Fin 2022, la sortie simultanée du film Les Amandiers, sur l’école créée par Patrice Chéreau, et du documentaire sur les coulisses de son tournage en offrait à nouveau l’illustration. Dans ce dernier, la réalisatrice du film, Valeria Bruni-Tedeschi, racontait avoir pris plaisir à « malmener » ses jeunes acteurs trop « précautionneux » à son goût – certains confiaient ainsi comment leur était réclamé de « creuser les choses qui [les] détruisent le plus ». Révélatrice aussi de cette culture, une archive montrait la jeune Valeria expliquer ce qu’elle attendait d’un metteur en scène : « Qu’il me casse. Qu’il me casse tout. Qu’il me casse en deux. »
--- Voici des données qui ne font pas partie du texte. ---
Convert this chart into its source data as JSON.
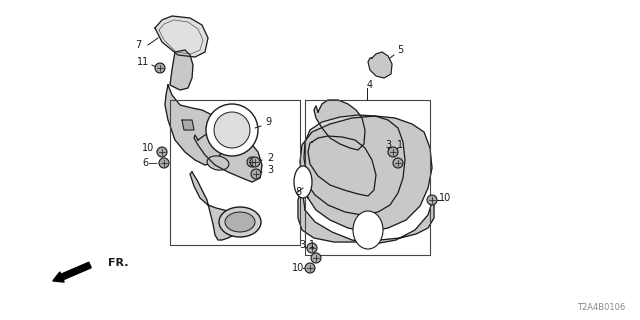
{
  "bg_color": "#ffffff",
  "diagram_code": "T2A4B0106",
  "line_color": "#1a1a1a",
  "gray_fill": "#c8c8c8",
  "light_gray": "#e0e0e0",
  "figsize": [
    6.4,
    3.2
  ],
  "dpi": 100
}
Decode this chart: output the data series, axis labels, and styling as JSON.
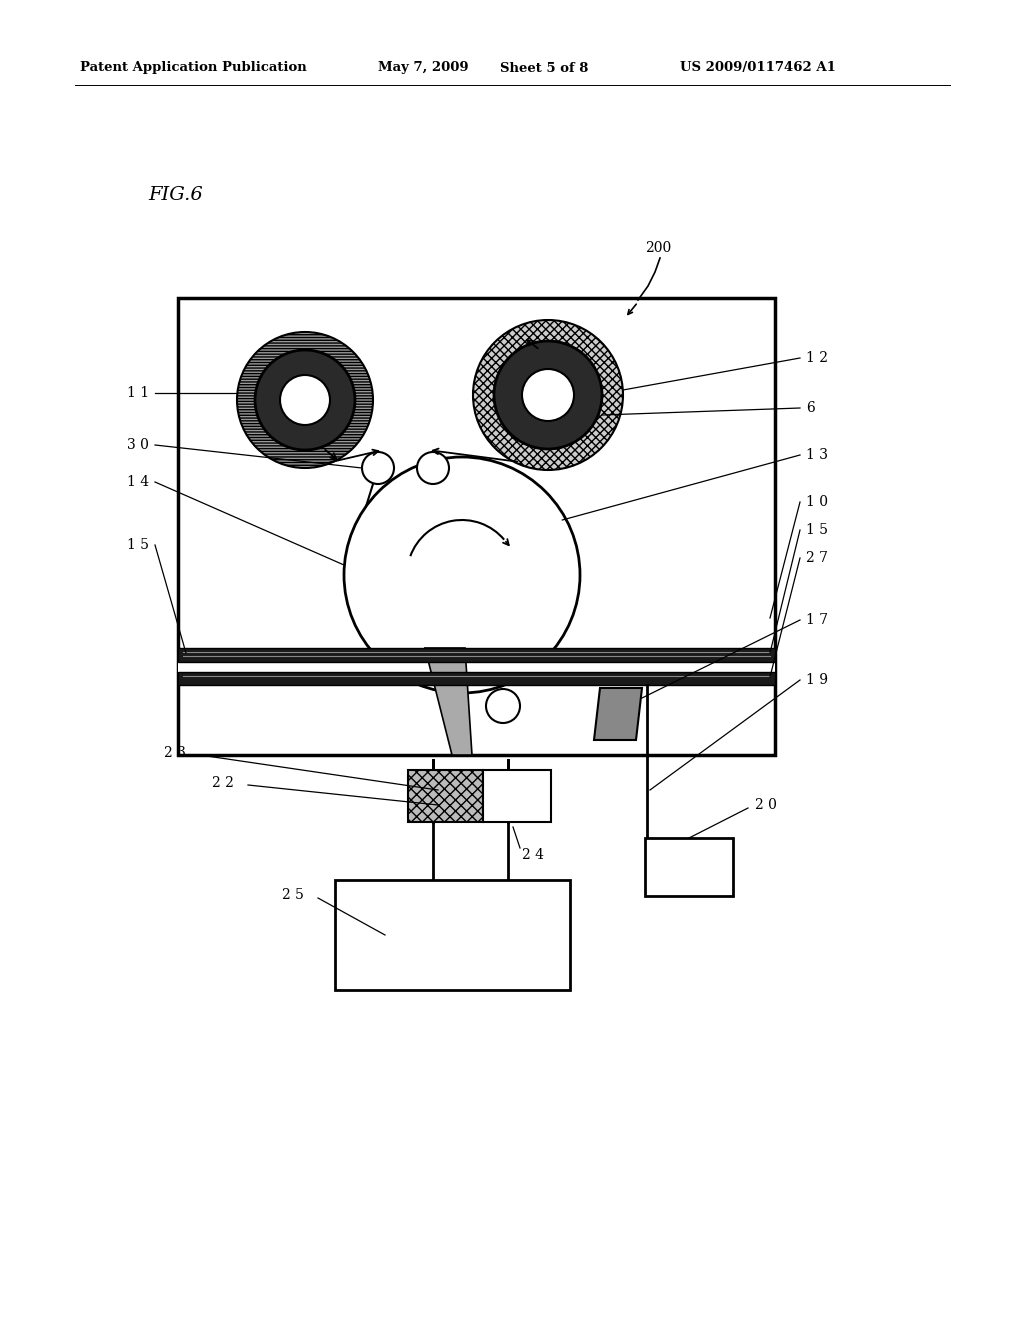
{
  "bg_color": "#ffffff",
  "header_text": "Patent Application Publication",
  "header_date": "May 7, 2009",
  "header_sheet": "Sheet 5 of 8",
  "header_patent": "US 2009/0117462 A1",
  "fig_label": "FIG.6"
}
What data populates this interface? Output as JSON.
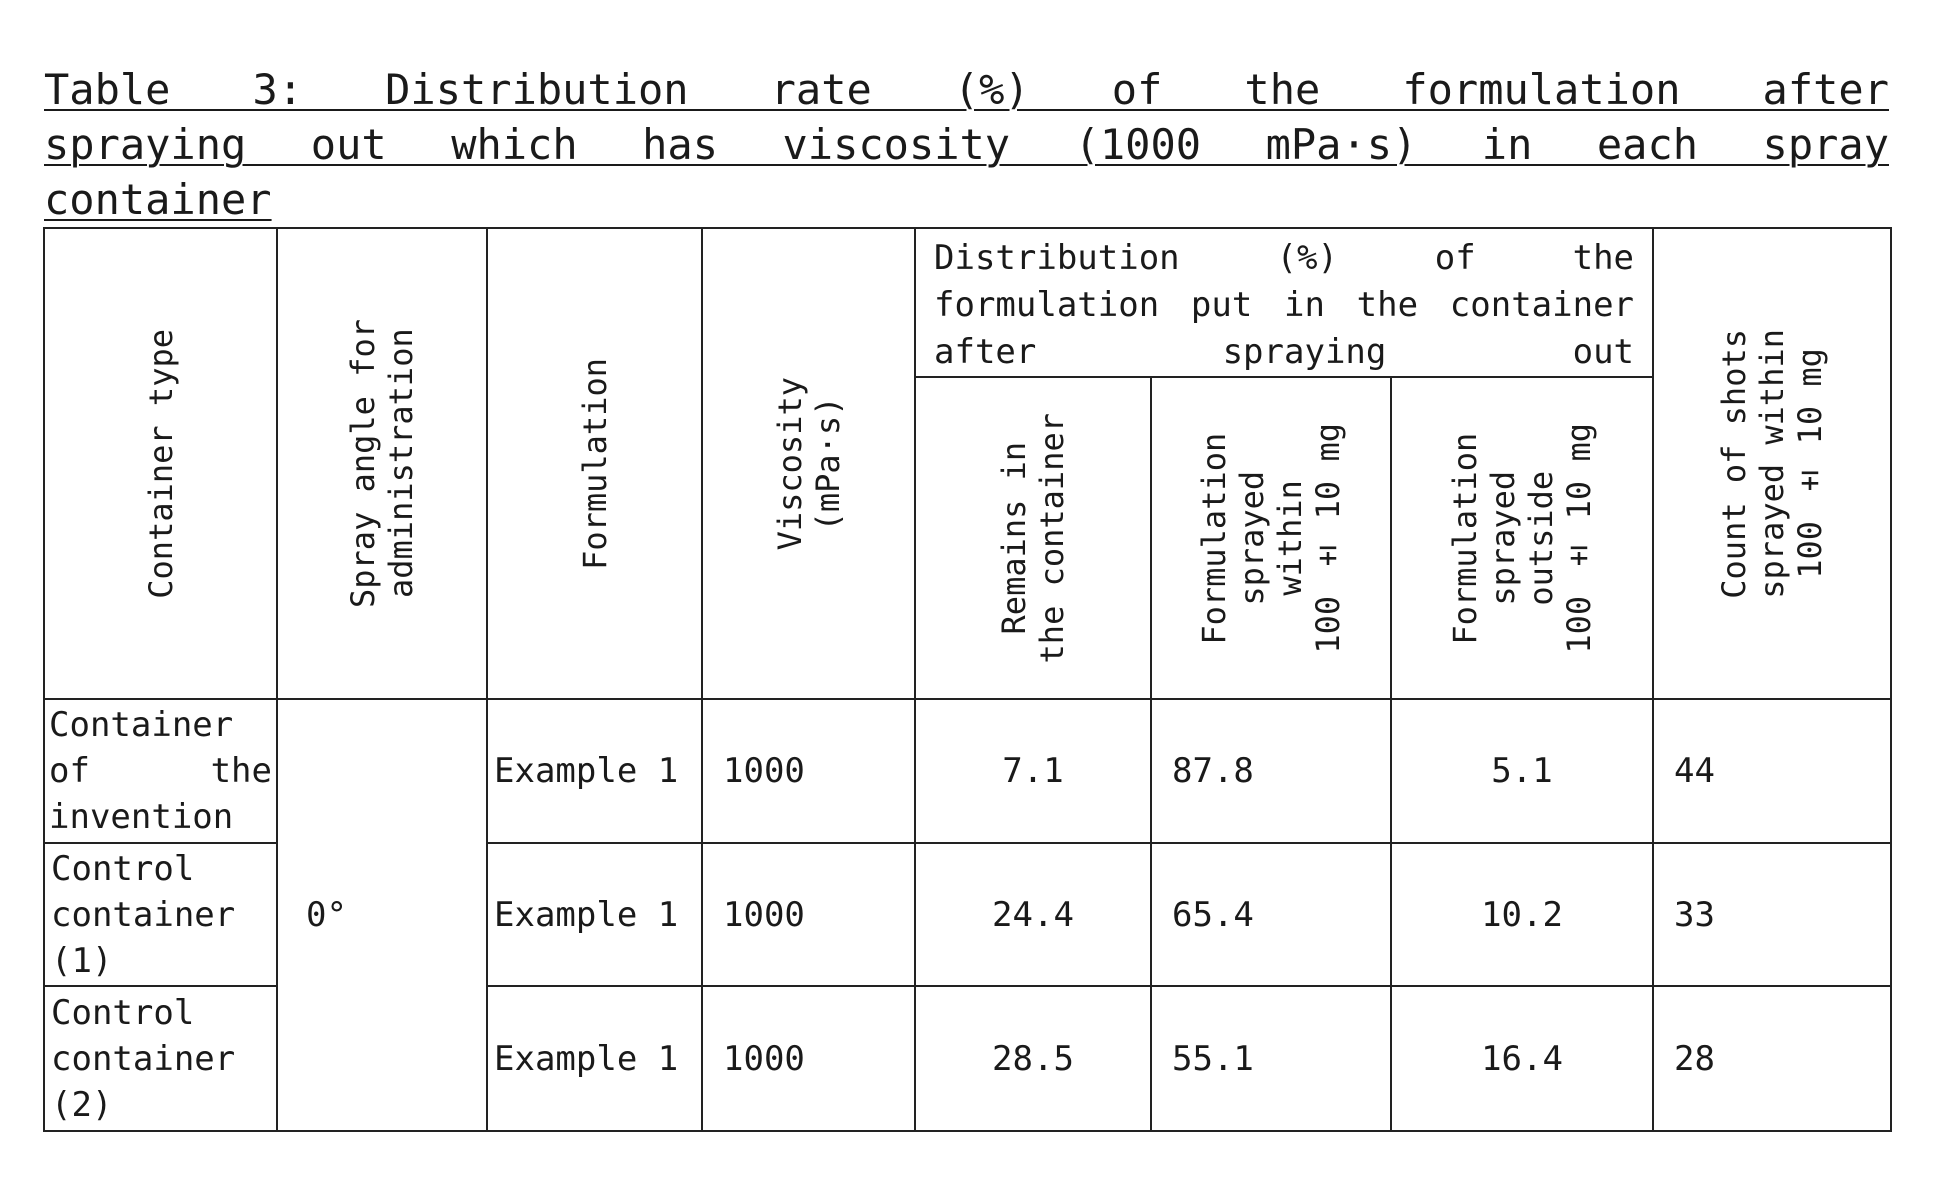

Pensé comme un document hagiographique, ce making of présente ainsi une vision du travail de l’acteur encore assumée dans le monde du théâtre et du cinéma. Si bien que, dans les écoles d’art dramatique, cette culture continue à imprégner les méthodes de certains enseignants et intervenants, au risque de mettre en danger la santé psychique de leurs élèves, et même leur désir de jeu. C’est ce dont ont témoigné au Monde une quinzaine de jeunes comédiennes et comédiens, encore en formation ou sortis récemment de conservatoires, d’écoles supérieures nationales ou d’établissements privés.
« Toute la classe s’est mise à pleurer »
A l’instar d’élèves d’autres formations théâtrales, Simon raconte alors que certains pédagogues réclamaient d’aller puiser dans des traumatismes personnels et de « jouer avec ». « Il y a notamment un enseignant, très respecté dans l’école, qui nous demandait de nous livrer, puis nous descendait violemment sur scène. Quand on s’effondrait enfin en larmes, il s’écriait : “Voilà, c’est ça que je veux voir !”, se souvient le comédien. Ça donnait certes parfois des scènes très intenses, mais j’ai vu des camarades qui, après, étaient très mal pendant plusieurs jours. Aller chercher ça tous les soirs en représentation nous cramerait en quelques années. »
Marion, 27 ans, relate, elle aussi, comment, au Cours Florent, deux jours après les attentats du 13-Novembre, alors qu’elle ne parvient pas à trouver les larmes dans une scène, son enseignante lui demande de regarder son partenaire et d’imaginer qu’il « s’est fait tuer au Bataclan ». « C’était très violent, toute la classe s’est mise à pleurer. Mais, à l’école, j’étais la première, sans en avoir conscience, à aller vers des endroits qui ne me mettaient pas à l’aise, avec l’idée qu’on doit être prêt à tout, surtout dans ce milieu si concurrentiel. Aujourd’hui, je me rends compte que je n’ai pas envie de jouer comme ça, et même que ce n’est pas nécessaire », tranche-t-elle.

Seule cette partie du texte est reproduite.